Retail in India: Complex, Contradictory and Full of Opportunity
05.18.2017
Ruju Jasani in Retail, Retail trends

Mumbai coastline. Photo: Dhurandar.

In 2017, retailers in Europe are focusing on accelerating change in the business, while a major retail restructuring has been gathering momentum on the American horizon. If you look halfway around the world, a steady rise in consumption has been underway, and is being projected for the next decade in the higher growth economies of China and India (Source: OECD Interim Economic Outlook March 2017).

These Asian dynamos tend to be pooled together in global business narratives, but the two most populous countries of the world could not be more different from each other. India’s once protectionist economic regulations have morphed into a free-market system thanks to prescient liberalization policies launched by the Indian government in the 1990s. After a few course corrections, the democratic republic remains the fastest growing G20 economy (Source: OECD Economic Forecast Summary November 2016). Today, India offers global businesses a very large opportunity for longer term value creation in a growing market, although it is not without its challenges.

For retailers, the scale of this business opportunity is as massive as India’s consumer base is complex and contradictory. Although the market is high on consumer aspiration and consumer confidence, Indian consumers constantly benchmark what they see new with what they have been used to. This demands native customization, and unique ‘made for India’ retail propositions.

Fashion Street was an early local experiment in unregulated fast-fashion selling export surplus from Gap brands to college graduates in Mumbai, right on the street under the shade of coconut palms and rain trees. Fast forward to 20 years later, when Zara entered the India market in 2010, and young shoppers queued up to buy fresh off the runway looks at reasonable prices in a conditioned environment at newly designed mall stores.

Connaught Place, New Delhi. Photo: Vasuki Rao.

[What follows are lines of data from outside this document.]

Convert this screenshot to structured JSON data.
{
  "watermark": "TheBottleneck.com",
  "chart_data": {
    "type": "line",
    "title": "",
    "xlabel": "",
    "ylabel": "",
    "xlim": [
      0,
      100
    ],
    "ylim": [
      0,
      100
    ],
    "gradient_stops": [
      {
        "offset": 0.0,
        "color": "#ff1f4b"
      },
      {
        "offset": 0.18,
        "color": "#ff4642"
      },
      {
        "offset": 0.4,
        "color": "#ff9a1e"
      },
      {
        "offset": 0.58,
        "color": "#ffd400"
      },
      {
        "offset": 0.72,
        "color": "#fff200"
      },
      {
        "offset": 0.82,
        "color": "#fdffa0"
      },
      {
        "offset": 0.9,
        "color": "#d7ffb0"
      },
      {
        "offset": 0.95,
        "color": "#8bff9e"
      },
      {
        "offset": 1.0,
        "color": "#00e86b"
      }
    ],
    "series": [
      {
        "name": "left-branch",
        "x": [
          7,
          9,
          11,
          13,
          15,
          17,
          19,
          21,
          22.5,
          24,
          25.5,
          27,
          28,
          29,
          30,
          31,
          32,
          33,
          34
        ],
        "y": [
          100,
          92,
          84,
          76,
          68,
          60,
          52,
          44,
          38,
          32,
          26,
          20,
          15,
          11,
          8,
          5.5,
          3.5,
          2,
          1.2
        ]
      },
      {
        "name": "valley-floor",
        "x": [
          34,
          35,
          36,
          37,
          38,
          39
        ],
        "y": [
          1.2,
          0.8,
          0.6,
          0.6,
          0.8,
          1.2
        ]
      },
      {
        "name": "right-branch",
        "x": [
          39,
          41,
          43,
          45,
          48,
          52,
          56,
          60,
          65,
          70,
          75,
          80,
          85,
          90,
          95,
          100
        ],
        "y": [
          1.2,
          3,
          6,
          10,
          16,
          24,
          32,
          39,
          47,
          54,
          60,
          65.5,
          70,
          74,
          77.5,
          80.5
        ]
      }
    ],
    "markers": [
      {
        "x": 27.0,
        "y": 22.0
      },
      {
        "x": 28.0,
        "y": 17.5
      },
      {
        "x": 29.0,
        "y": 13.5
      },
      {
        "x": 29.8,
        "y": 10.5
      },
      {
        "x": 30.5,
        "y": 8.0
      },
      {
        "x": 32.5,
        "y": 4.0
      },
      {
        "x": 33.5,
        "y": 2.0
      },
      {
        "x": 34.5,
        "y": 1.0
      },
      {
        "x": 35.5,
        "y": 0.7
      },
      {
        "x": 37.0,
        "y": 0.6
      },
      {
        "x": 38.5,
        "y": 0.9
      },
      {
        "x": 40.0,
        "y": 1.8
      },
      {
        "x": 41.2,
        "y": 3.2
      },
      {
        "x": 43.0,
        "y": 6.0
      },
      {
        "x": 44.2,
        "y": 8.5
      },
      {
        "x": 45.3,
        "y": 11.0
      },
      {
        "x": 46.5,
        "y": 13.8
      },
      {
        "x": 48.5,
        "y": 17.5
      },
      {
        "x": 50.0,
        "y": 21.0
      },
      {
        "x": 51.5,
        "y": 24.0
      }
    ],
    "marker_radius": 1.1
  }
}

Infrastructure improvements do not quite keep up with the pace of India’s market growth so there is a shortage of vacancies in quality malls in prime cities such as Kolkata and Chennai impeding retail expansion (Source: The Retail Index 4Q 2016 JLL India). Thus, Zara is piloting a high-street model and will open doors in May to its first 50,000 square foot flagship in South Mumbai. The annual rent is USD $1.6 million in purchasing power parity rates, which is an astonishing sum for a 21-year lease that contains a five-year lock in period. Its joint venture partner Trent, a TATA company, operates one of India’s fastest growing brick-and-mortar retail chains called Westside. This popular lifestyle-driven retailer has a multi-brand fleet door situated five blocks south from the soon to launch full building Zara flagship.

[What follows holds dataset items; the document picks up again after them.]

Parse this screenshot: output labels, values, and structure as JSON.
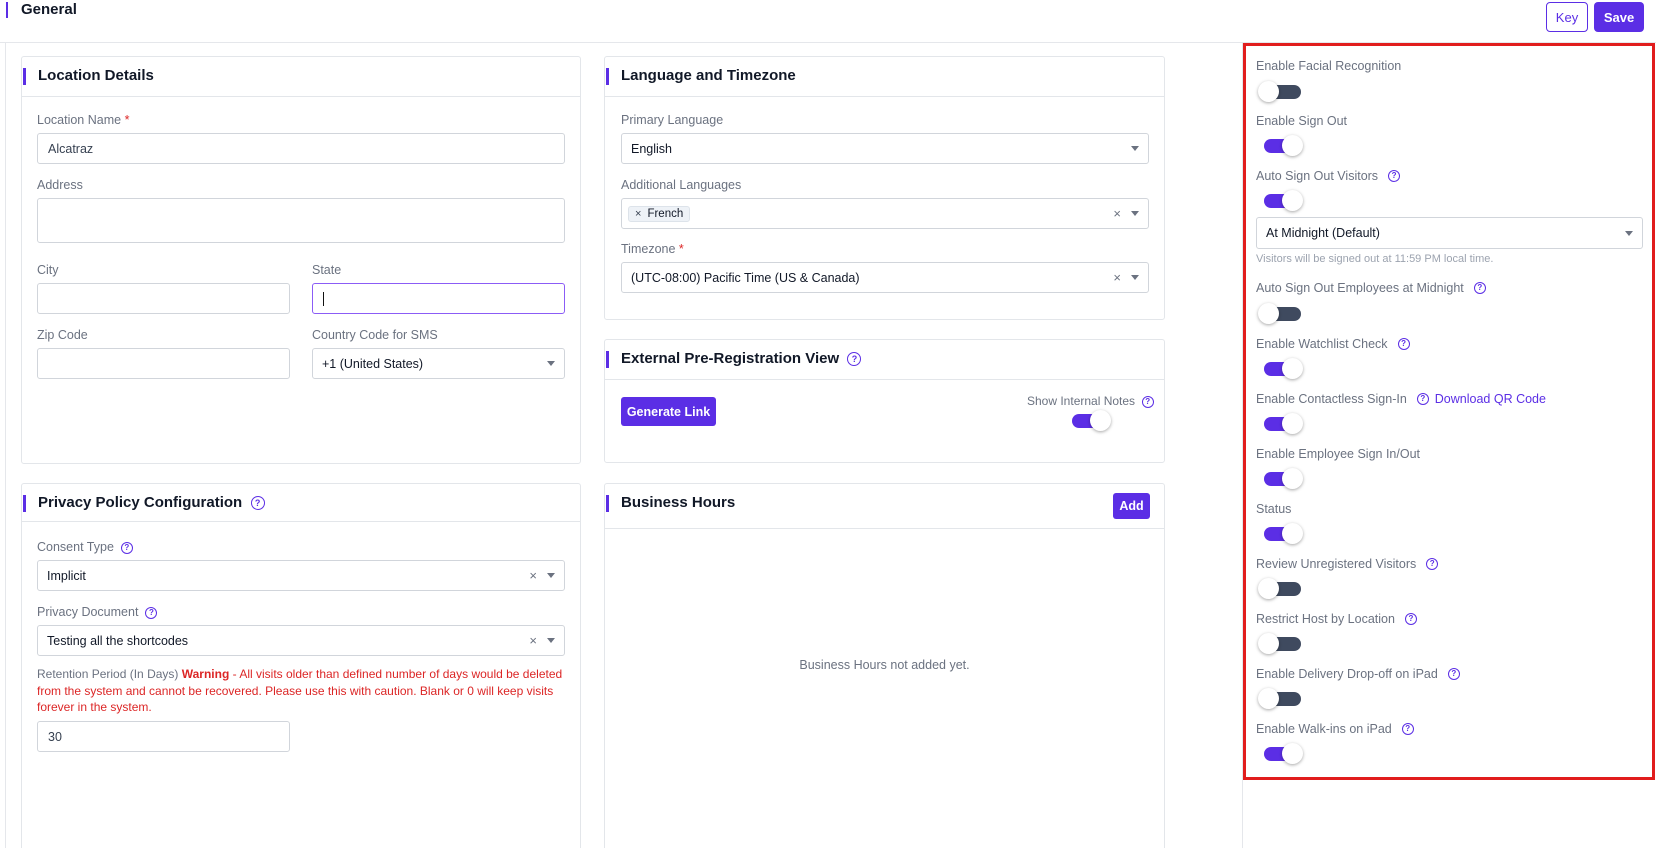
{
  "page": {
    "title": "General"
  },
  "header": {
    "key_label": "Key",
    "save_label": "Save"
  },
  "location": {
    "title": "Location Details",
    "name_label": "Location Name",
    "name_value": "Alcatraz",
    "address_label": "Address",
    "city_label": "City",
    "state_label": "State",
    "zip_label": "Zip Code",
    "country_label": "Country Code for SMS",
    "country_value": "+1 (United States)",
    "required_mark": "*"
  },
  "language": {
    "title": "Language and Timezone",
    "primary_label": "Primary Language",
    "primary_value": "English",
    "additional_label": "Additional Languages",
    "additional_chips": [
      "French"
    ],
    "chip_remove": "×",
    "timezone_label": "Timezone",
    "timezone_value": "(UTC-08:00) Pacific Time (US & Canada)",
    "clear": "×"
  },
  "prereg": {
    "title": "External Pre-Registration View",
    "generate_label": "Generate Link",
    "show_notes_label": "Show Internal Notes",
    "show_notes_on": true
  },
  "privacy": {
    "title": "Privacy Policy Configuration",
    "consent_label": "Consent Type",
    "consent_value": "Implicit",
    "document_label": "Privacy Document",
    "document_value": "Testing all the shortcodes",
    "retention_label": "Retention Period (In Days)",
    "warning_bold": "Warning",
    "warning_text": " - All visits older than defined number of days would be deleted from the system and cannot be recovered. Please use this with caution. Blank or 0 will keep visits forever in the system.",
    "retention_value": "30",
    "clear": "×"
  },
  "business_hours": {
    "title": "Business Hours",
    "add_label": "Add",
    "empty_message": "Business Hours not added yet."
  },
  "settings": {
    "help_glyph": "?",
    "auto_signout_option": "At Midnight (Default)",
    "auto_signout_helper": "Visitors will be signed out at 11:59 PM local time.",
    "download_qr_label": "Download QR Code",
    "toggles": [
      {
        "label": "Enable Facial Recognition",
        "on": false
      },
      {
        "label": "Enable Sign Out",
        "on": true
      },
      {
        "label": "Auto Sign Out Visitors",
        "on": true
      },
      {
        "label": "Auto Sign Out Employees at Midnight",
        "on": false
      },
      {
        "label": "Enable Watchlist Check",
        "on": true
      },
      {
        "label": "Enable Contactless Sign-In",
        "on": true
      },
      {
        "label": "Enable Employee Sign In/Out",
        "on": true
      },
      {
        "label": "Status",
        "on": true
      },
      {
        "label": "Review Unregistered Visitors",
        "on": false
      },
      {
        "label": "Restrict Host by Location",
        "on": false
      },
      {
        "label": "Enable Delivery Drop-off on iPad",
        "on": false
      },
      {
        "label": "Enable Walk-ins on iPad",
        "on": true
      }
    ]
  }
}
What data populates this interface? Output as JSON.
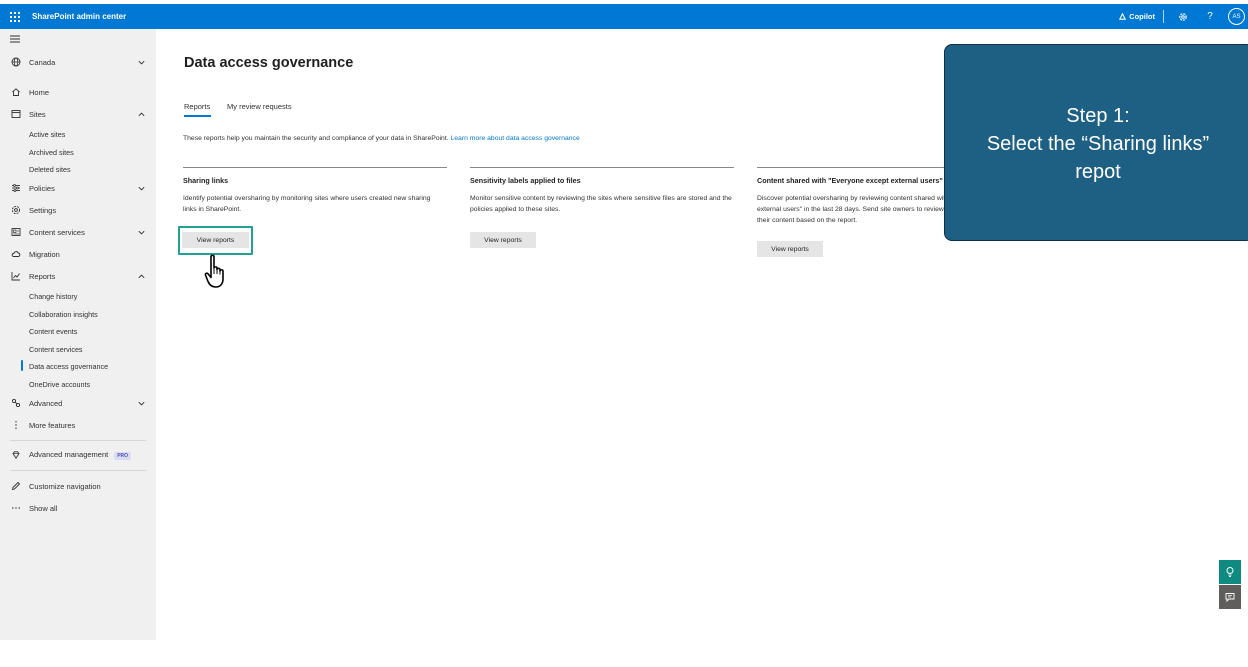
{
  "topbar": {
    "app_title": "SharePoint admin center",
    "copilot_label": "Copilot",
    "help_label": "?",
    "avatar_initials": "AS",
    "color": "#0078d4"
  },
  "sidebar": {
    "region": "Canada",
    "items": {
      "home": "Home",
      "sites": "Sites",
      "active_sites": "Active sites",
      "archived_sites": "Archived sites",
      "deleted_sites": "Deleted sites",
      "policies": "Policies",
      "settings": "Settings",
      "content_services": "Content services",
      "migration": "Migration",
      "reports": "Reports",
      "change_history": "Change history",
      "collaboration_insights": "Collaboration insights",
      "content_events": "Content events",
      "content_services_sub": "Content services",
      "data_access_governance": "Data access governance",
      "onedrive_accounts": "OneDrive accounts",
      "advanced": "Advanced",
      "more_features": "More features",
      "advanced_management": "Advanced management",
      "pro_badge": "PRO",
      "customize_navigation": "Customize navigation",
      "show_all": "Show all"
    }
  },
  "main": {
    "title": "Data access governance",
    "tabs": [
      "Reports",
      "My review requests"
    ],
    "intro_text": "These reports help you maintain the security and compliance of your data in SharePoint. ",
    "intro_link": "Learn more about data access governance",
    "cards": [
      {
        "title": "Sharing links",
        "desc": "Identify potential oversharing by monitoring sites where users created new sharing links in SharePoint.",
        "button": "View reports"
      },
      {
        "title": "Sensitivity labels applied to files",
        "desc": "Monitor sensitive content by reviewing the sites where sensitive files are stored and the policies applied to these sites.",
        "button": "View reports"
      },
      {
        "title": "Content shared with \"Everyone except external users\"",
        "desc": "Discover potential oversharing by reviewing content shared with \"Everyone except external users\" in the last 28 days. Send site owners to review access permissions of their content based on the report.",
        "button": "View reports"
      }
    ]
  },
  "callout": {
    "line1": "Step 1:",
    "line2": "Select the “Sharing links”",
    "line3": "repot",
    "color": "#1e5f84"
  },
  "icons": {
    "waffle": "app-launcher-icon",
    "hamburger": "menu-icon",
    "globe": "globe-icon",
    "home": "home-icon",
    "sites": "sites-icon",
    "policies": "policies-icon",
    "settings": "gear-icon",
    "content_services": "content-services-icon",
    "migration": "cloud-icon",
    "reports": "chart-icon",
    "advanced": "advanced-icon",
    "more": "more-vertical-icon",
    "advanced_management": "diamond-icon",
    "customize": "pencil-icon",
    "show_all": "ellipsis-icon",
    "cursor": "hand-pointer-icon"
  }
}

Let’s take a closer look at who will shop there. The urban Gen Y (Millennial) shopper is a free-spirited, yet discerning consumer, having come of age with mobile phones, high-speed Internet and a profusion of domestic and international social networks. This is our young, connected consumer who values luxury as well as accessibility; who seeks out both home-grown and international brands; and is looking for customization, choice, convenience and care across all touch points of the shopping experience, in store and online.

Raymond Ready to Wear in Bangalore. Photo: Praveen Sundaram Photography.

Fittingly, India’s top e-commerce group Flipkart, which was recently valued at USD $5.5 billion, has attracted a majority of this urban young adult cohort by offering its customers unique ways to enhance their purchase journey on mobile and desktop. Investing in machine learning and AI, Flipkart intends to use collected customer data to create tailored stores on its fashion lifestyle portal Myntra, and is expected to launch mobile app-based chat support services for even greater customized user-brand interactions. Myntra also hosts an exclusive online store for FabIndia, the largest private retailer of craft-based products and a favorite expat brand. Meanwhile FabIndia’s original brick and mortar store in the Fort area of Mumbai will compete for footfalls with the new ‘house of Zara,’ which happens to be steps away.

Flipkart’s other e-tail marketplace, Jabong.com, which brought Topshop and Topman to India, sells fashion and home products and is improving customer experience with COD (‘cash on delivery’ is a payment model where the buyer provides a cash payment only upon the seller’s delivery of item in purchase) and localized market customization that blurs the lines between retailer and local manufacturer. Flipkart’s most recent acquisition—eBay India—shows the e-commerce giant is gearing up for access to the lucrative export market, and now poses a direct challenge to Amazon. As a few industry articles reported, Amazon, which has upped its investment in India to USD $5 billion, is aiming to expand Prime membership, service communities of online shoppers and sellers, and succeed at last-mile deliveries.

An increasing number of prominent retailers from Europe and the United States, including H&M, Marks & Spencer and Gap, are entering India because of the tremendous opportunities in the sector. Retailers that develop a customized strategy for their ‘target India’ and build an omni-channel approach by establishing online portals and developing a customer-centered network of physical environments can thrive in the dynamic retail landscape. It is a long-haul market. Slow and steady will win the race.